C'était déjà au tour de Don. Il serra chaleureusement la main de Mac, puis se tourna vers Danny: "Tu as fait le tour de l'horloge", lui apprit-il. "Deux fois."
"C'est possible, ça?" murmura Danny d'une voix qui s'évanouissait peu à peu, découvrant l'étreinte chaleureuse et tendre du détective.
"Tu en es la preuve vivante", lui glissa ce dernier, doucement, à l'oreille.
Ils restèrent quelques secondes serrés l'un contre l'autre, bercés par l'écho de ce seul mot.
Vivants.
Puis Don lui tapota le dos, et le laissa se recoucher. Danny sentait qu'il n'allait plus pouvoir maintenir ses yeux ouverts très longtemps. il avait dormi vingt-quatre heures d'affilée, et il se sentait déjà happé inexorablement par le sommeil, encore...
"Alors pourquoi je me sens toujours si fatigué?" se demanda-t-il.

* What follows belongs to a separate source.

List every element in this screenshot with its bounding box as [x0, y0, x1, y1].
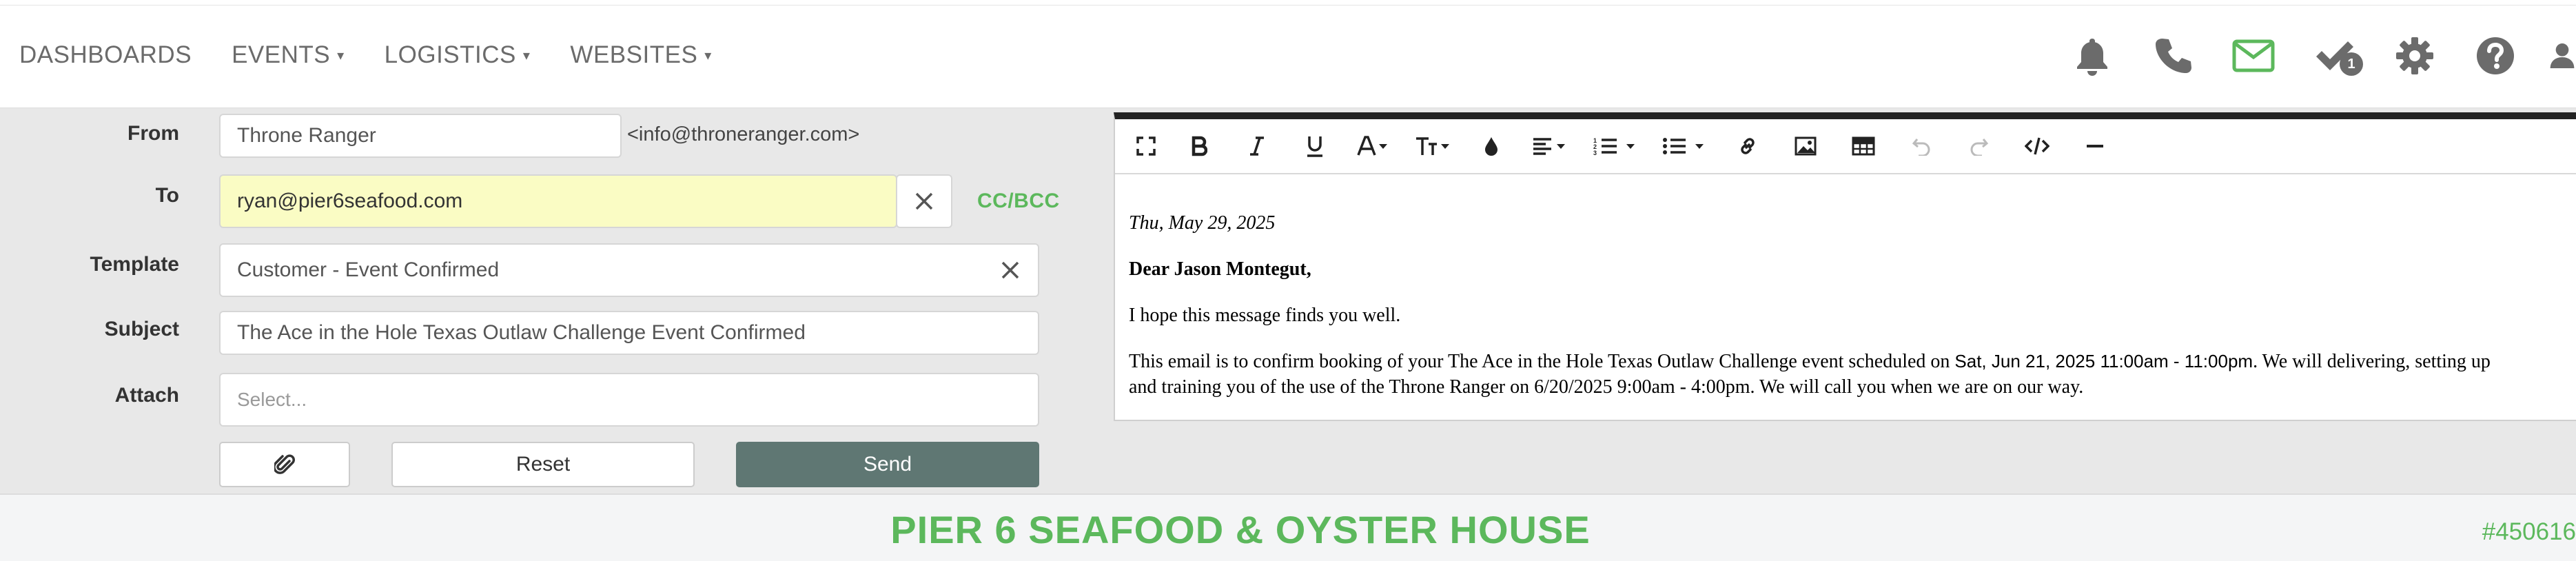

"Peut-être parce qu'il est presque dix heures du soir, et que c'est l'heure de se rendormir", intervint alors Mac, préférant cette hypothèse à toutes les autres qui leur venaient tous les deux à l'esprit.
"Mmmm...? Ça doit être ça", lui accorda Danny, en faisant un dernier signe d'au revoir à leurs acolytes, qui s'éclipsaient dans une atmosphère joyeuse mais calme. "Bonne nuit..." lança-t-il faiblement, avant de s'endormir presque aussitôt.
Il avait dorénavant l'assurance qu'à son réveil, tout irait encore mieux, et qu'il ne serait pas seul.
"Bonne nuit, Danny", lui murmura Mac, d'une voix empreinte de peine, mais aussi d'une énorme reconnaissance.
Il ne ferma quasiment pas l'oeil de la nuit, trop occupé qu'il était à veiller sur son protégé.